Men with either XXY or XYY had higher risks of several other health conditions: a three-fold higher risk of developing type 2 diabetes, six-fold risk of venous thrombosis, three-fold risk of pulmonary embolism, and four-fold risk of chronic obstructive pulmonary disease (COPD).
It is unclear why an extra chromosome should increase the risk, said the researchers, or why the risks were so similar regardless of which sex chromosome was duplicated.
Yajie Zhao, a PhD student at the Medical Research Council (MRC) Epidemiology Unit at the University of Cambridge, the study’s first author, said: “Even though a significant number of men carry an extra sex chromosome, very few of them are likely to be aware of this.
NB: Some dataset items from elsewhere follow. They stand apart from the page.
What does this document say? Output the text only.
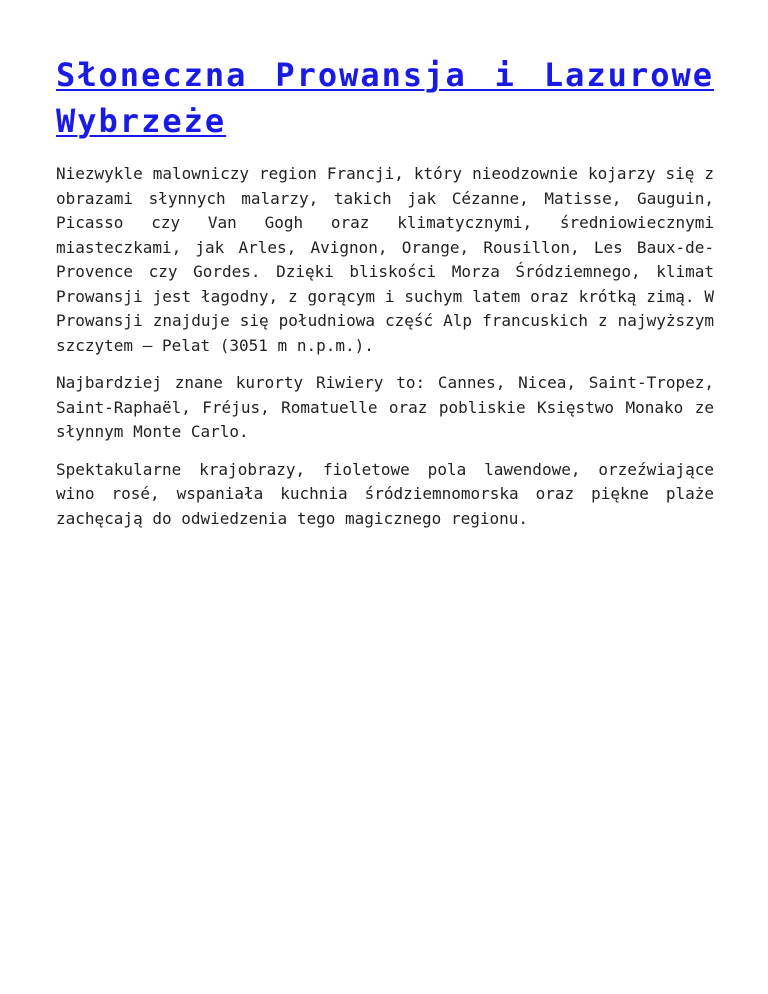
Słoneczna Prowansja i Lazurowe Wybrzeże

Niezwykle malowniczy region Francji, który nieodzownie kojarzy się z obrazami słynnych malarzy, takich jak Cézanne, Matisse, Gauguin, Picasso czy Van Gogh oraz klimatycznymi, średniowiecznymi miasteczkami, jak Arles, Avignon, Orange, Rousillon, Les Baux-de-Provence czy Gordes. Dzięki bliskości Morza Śródziemnego, klimat Prowansji jest łagodny, z gorącym i suchym latem oraz krótką zimą. W Prowansji znajduje się południowa część Alp francuskich z najwyższym szczytem – Pelat (3051 m n.p.m.).

Najbardziej znane kurorty Riwiery to: Cannes, Nicea, Saint-Tropez, Saint-Raphaël, Fréjus, Romatuelle oraz pobliskie Księstwo Monako ze słynnym Monte Carlo.

Spektakularne krajobrazy, fioletowe pola lawendowe, orzeźwiające wino rosé, wspaniała kuchnia śródziemnomorska oraz piękne plaże zachęcają do odwiedzenia tego magicznego regionu.
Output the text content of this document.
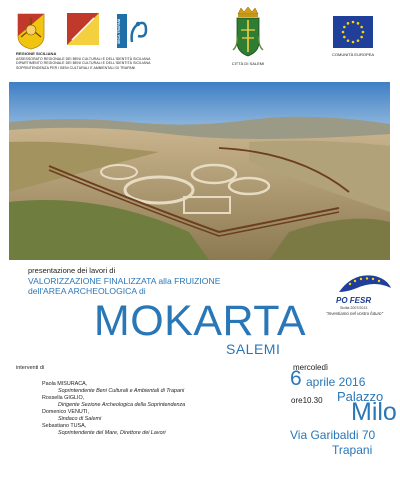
SBCA TRAPANI
REGIONE SICILIANA
ASSESSORATO REGIONALE DEI BENI CULTURALI E DELL'IDENTITÀ SICILIANA
DIPARTIMENTO REGIONALE DEI BENI CULTURALI E DELL'IDENTITÀ SICILIANA
SOPRINTENDENZA PER I BENI CULTURALI E AMBIENTALI DI TRAPANI
CITTÀ DI SALEMI
COMUNITÀ EUROPEA
presentazione dei lavori di
VALORIZZAZIONE FINALIZZATA alla FRUIZIONE
dell'AREA ARCHEOLOGICA di
PO FESR
Sicilia 2007/2013
"Investiamo nel vostro futuro"
MOKARTA
SALEMI
interventi di
Paola MISURACA,
Soprintendente Beni Culturali e Ambientali di Trapani
Rossella GIGLIO,
Dirigente Sezione Archeologica della Soprintendenza
Domenico VENUTI,
Sindaco di Salemi
Sebastiano TUSA,
Soprintendente del Mare, Direttore dei Lavori
mercoledì
6 aprile 2016
ore10.30 Palazzo
Milo
Via Garibaldi 70
Trapani
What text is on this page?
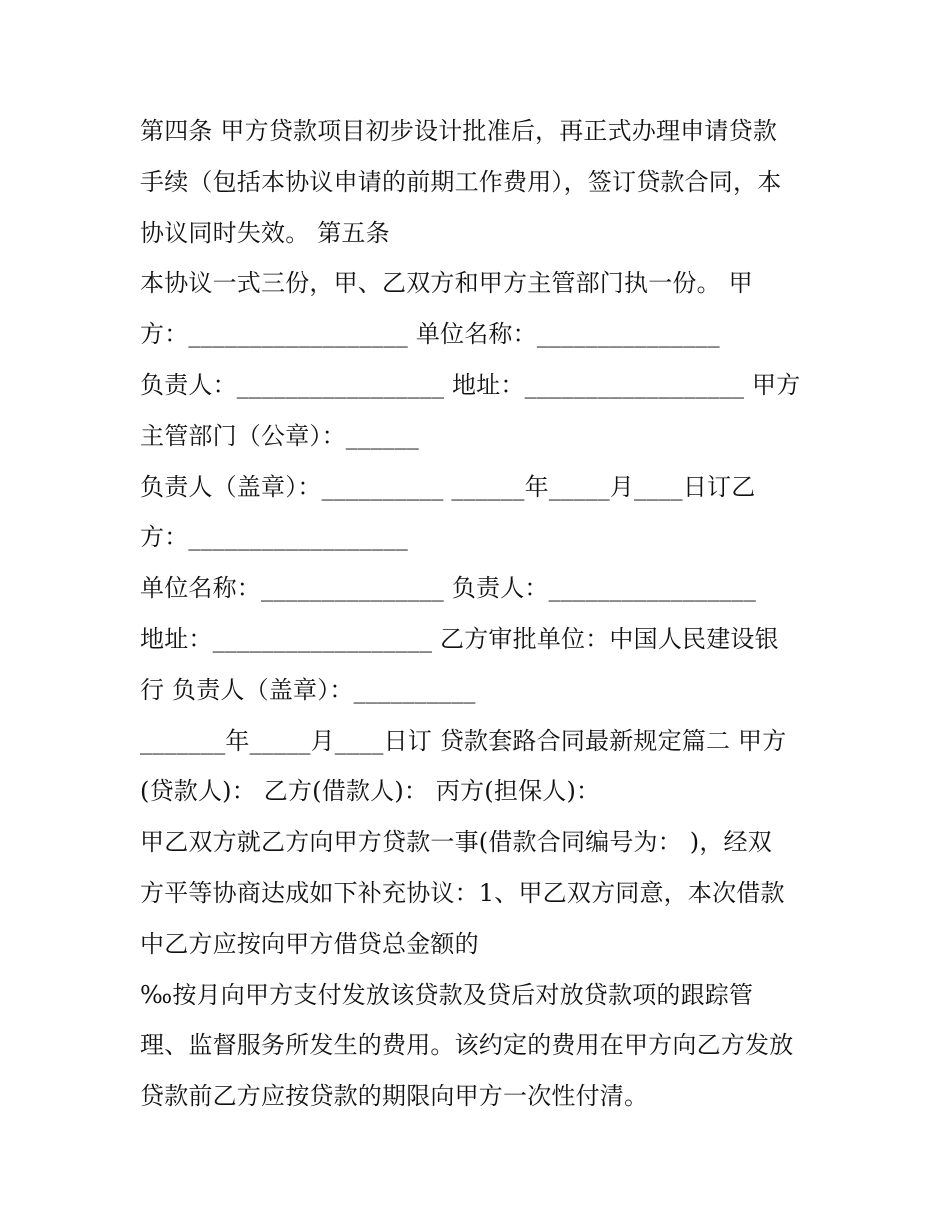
第四条 甲方贷款项目初步设计批准后，再正式办理申请贷款
手续（包括本协议申请的前期工作费用），签订贷款合同，本
协议同时失效。 第五条
本协议一式三份，甲、乙双方和甲方主管部门执一份。 甲
方：__________________ 单位名称：_______________
负责人：_________________ 地址：__________________ 甲方
主管部门（公章）：______
负责人（盖章）：__________ ______年_____月____日订乙
方：__________________
单位名称：_______________ 负责人：_________________
地址：__________________ 乙方审批单位：中国人民建设银
行 负责人（盖章）：__________
_______年_____月____日订 贷款套路合同最新规定篇二 甲方
(贷款人)： 乙方(借款人)： 丙方(担保人)：
甲乙双方就乙方向甲方贷款一事(借款合同编号为： )，经双
方平等协商达成如下补充协议：1、甲乙双方同意，本次借款
中乙方应按向甲方借贷总金额的
‰按月向甲方支付发放该贷款及贷后对放贷款项的跟踪管
理、监督服务所发生的费用。该约定的费用在甲方向乙方发放
贷款前乙方应按贷款的期限向甲方一次性付清。
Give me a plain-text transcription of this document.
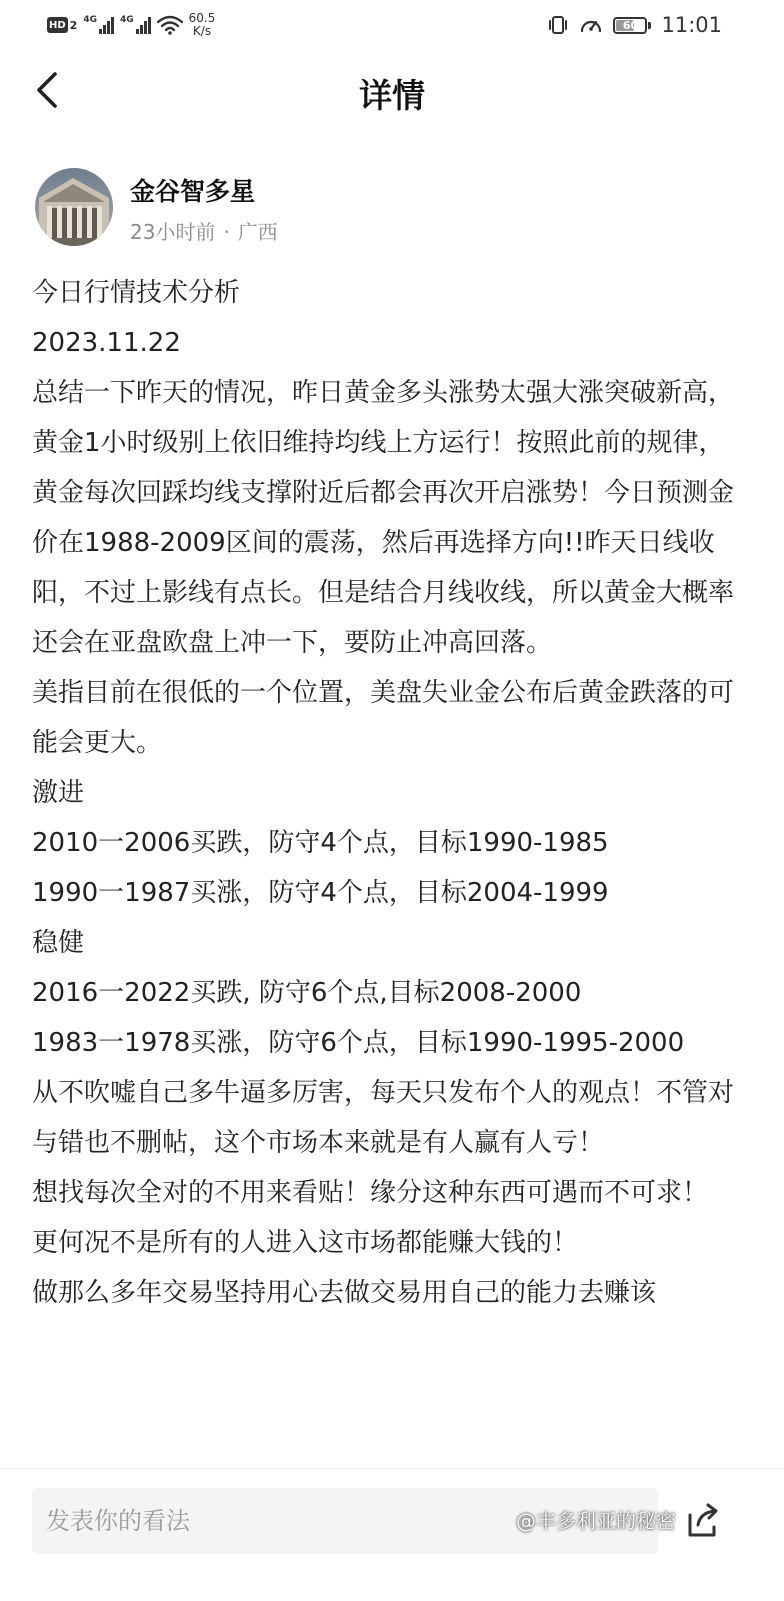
HD 2 4G	4G	60.5
K/s	60 11:01
详情
金谷智多星
23小时前 · 广西

今日行情技术分析

2023.11.22

总结一下昨天的情况，昨日黄金多头涨势太强大涨突破新高，黄金1小时级别上依旧维持均线上方运行！按照此前的规律，黄金每次回踩均线支撑附近后都会再次开启涨势！今日预测金价在1988-2009区间的震荡，然后再选择方向!!昨天日线收阳，不过上影线有点长。但是结合月线收线，所以黄金大概率还会在亚盘欧盘上冲一下，要防止冲高回落。

美指目前在很低的一个位置，美盘失业金公布后黄金跌落的可能会更大。

激进

2010一2006买跌，防守4个点，目标1990-1985

1990一1987买涨，防守4个点，目标2004-1999

稳健

2016一2022买跌, 防守6个点,目标2008-2000

1983一1978买涨，防守6个点，目标1990-1995-2000

从不吹嘘自己多牛逼多厉害，每天只发布个人的观点！不管对与错也不删帖，这个市场本来就是有人赢有人亏！

想找每次全对的不用来看贴！缘分这种东西可遇而不可求！

更何况不是所有的人进入这市场都能赚大钱的！

做那么多年交易坚持用心去做交易用自己的能力去赚该

发表你的看法
@丰多利亚的秘密
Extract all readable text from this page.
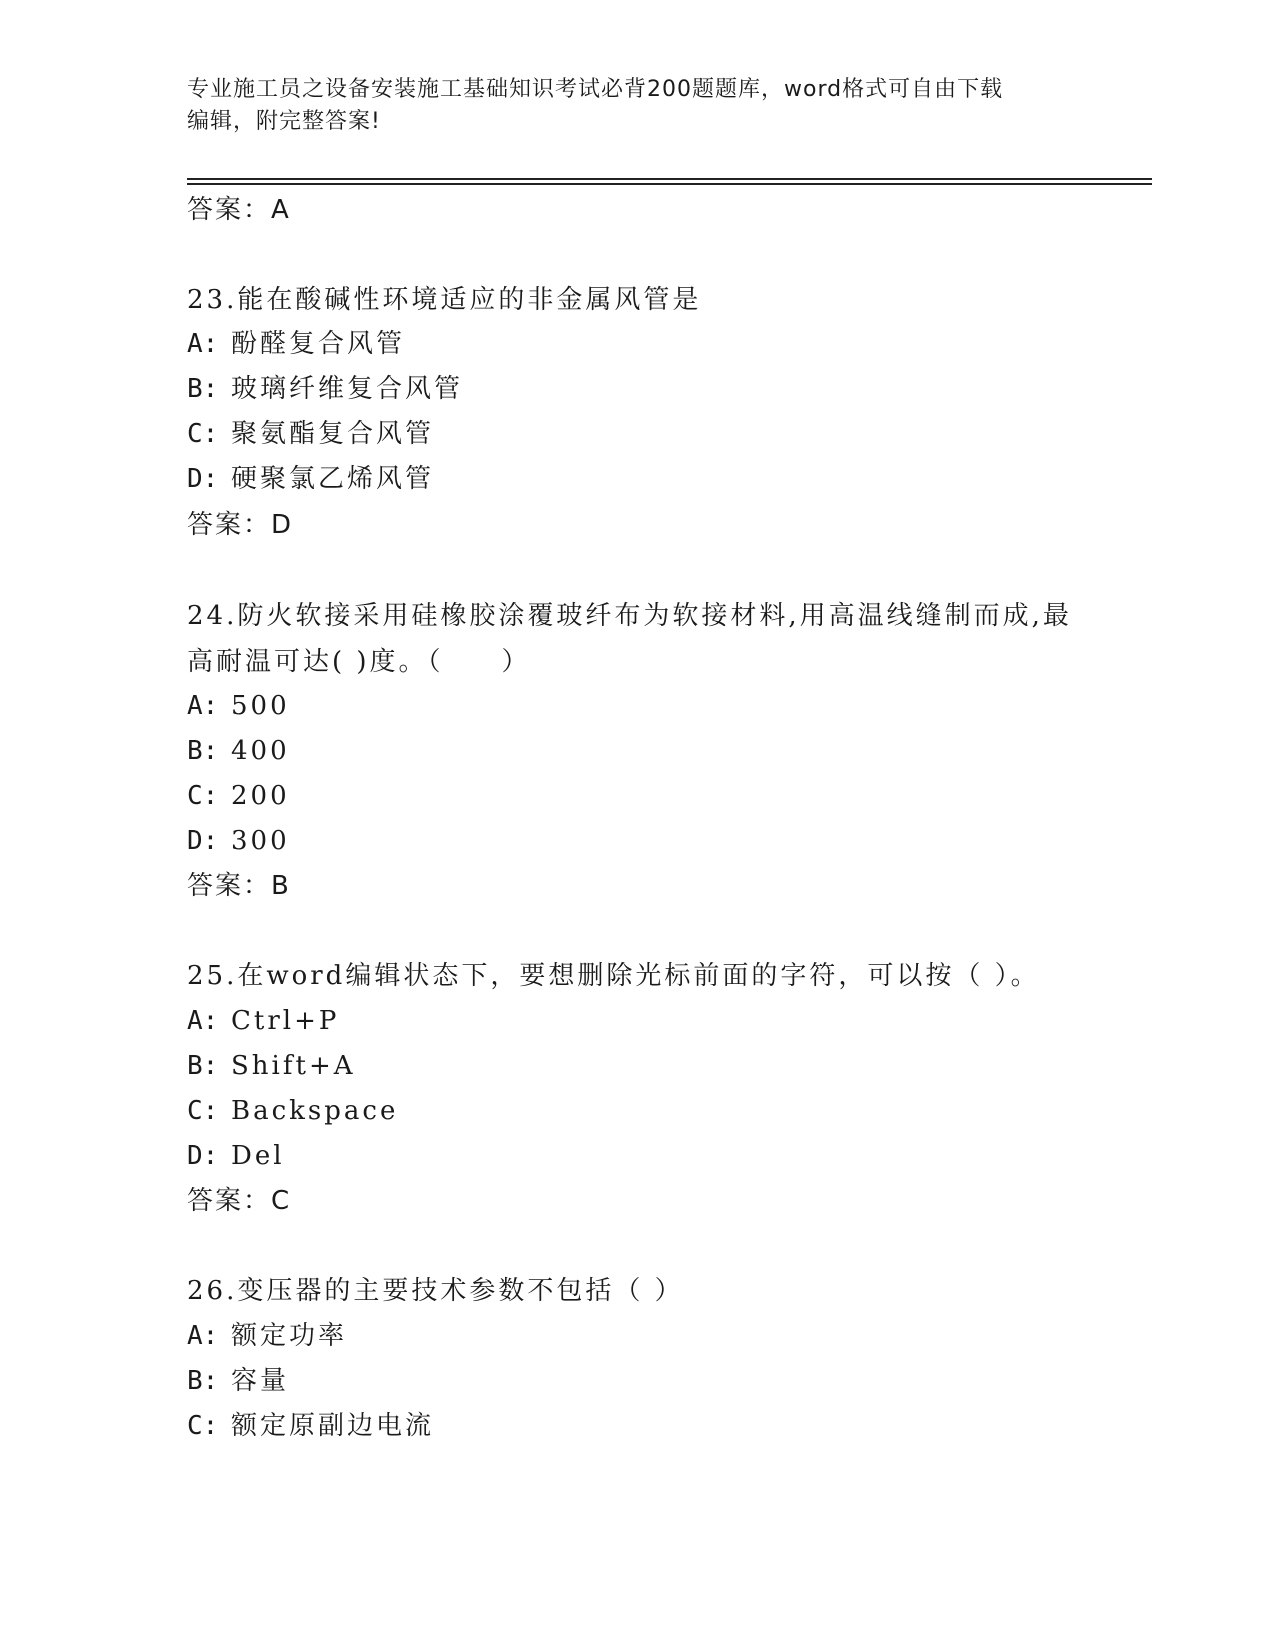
专业施工员之设备安装施工基础知识考试必背200题题库，word格式可自由下载
编辑，附完整答案!
答案：A
23.能在酸碱性环境适应的非金属风管是
A: 酚醛复合风管
B: 玻璃纤维复合风管
C: 聚氨酯复合风管
D: 硬聚氯乙烯风管
答案：D
24.防火软接采用硅橡胶涂覆玻纤布为软接材料,用高温线缝制而成,最
高耐温可达( )度。（　　）
A: 500
B: 400
C: 200
D: 300
答案：B
25.在word编辑状态下，要想删除光标前面的字符，可以按（ ）。
A: Ctrl+P
B: Shift+A
C: Backspace
D: Del
答案：C
26.变压器的主要技术参数不包括（ ）
A: 额定功率
B: 容量
C: 额定原副边电流
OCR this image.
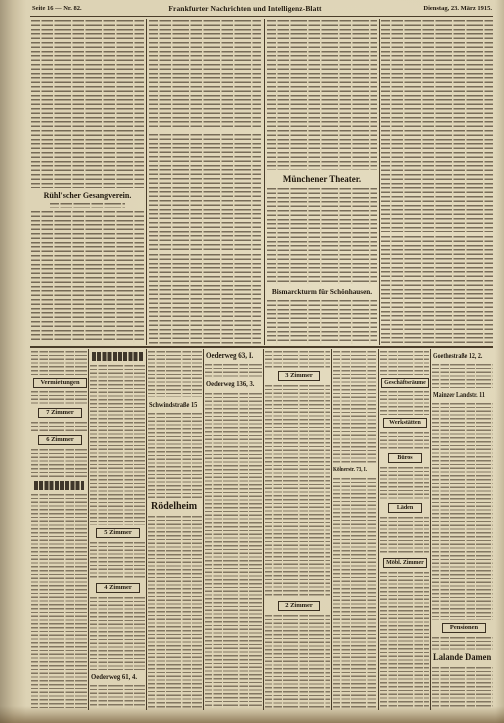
Seite 16 — Nr. 82.	Frankfurter Nachrichten und Intelligenz-Blatt	Dienstag, 23. März 1915.
Rühl'scher Gesangverein.
Münchener Theater.
Bismarckturm für Schönhausen.
Vermietungen
7 Zimmer
6 Zimmer
5 Zimmer
4 Zimmer
Oederweg 61, 4.
Schwindstraße 15
Rödelheim
Oederweg 63, I.
Oederweg 136, 3.
3 Zimmer
2 Zimmer
Kölnerstr. 73, I.
Geschäftsräume
Werkstätten
Büros
Läden
Möbl. Zimmer
Goethestraße 12, 2.
Mainzer Landstr. 11
Pensionen
Lalande Damen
This extra chromosome means that they have substantially higher risks of a number of common metabolic, vascular, and respiratory diseases — diseases that may be preventable.”
Professor Ken Ong, also from the MRC Epidemiology Unit at Cambridge and joint senior author, added: “Genetic testing can detect chromosomal abnormalities fairly easily, so it might be helpful if XXY and XYY were more widely tested for in men who present to their doctor with a relevant health concern.
“We’d need more research to assess whether there is additional value in wider screening for unusual chromosomes in the general population, but this could potentially lead to early interventions to help them avoid the related diseases.”
Professor Anna Murray, at the University of Exeter, said: “Our study is important because it starts from the genetics and tells us about the potential health impacts of having an extra sex chromosome in an older population, without being biased by only testing men with certain features as has often been done in the past.”
Previous studies have found that around one in 1,000 females have an additional X chromosome, which can result in delayed language development and accelerated growth until puberty, as well as lower IQ levels compared to their peers.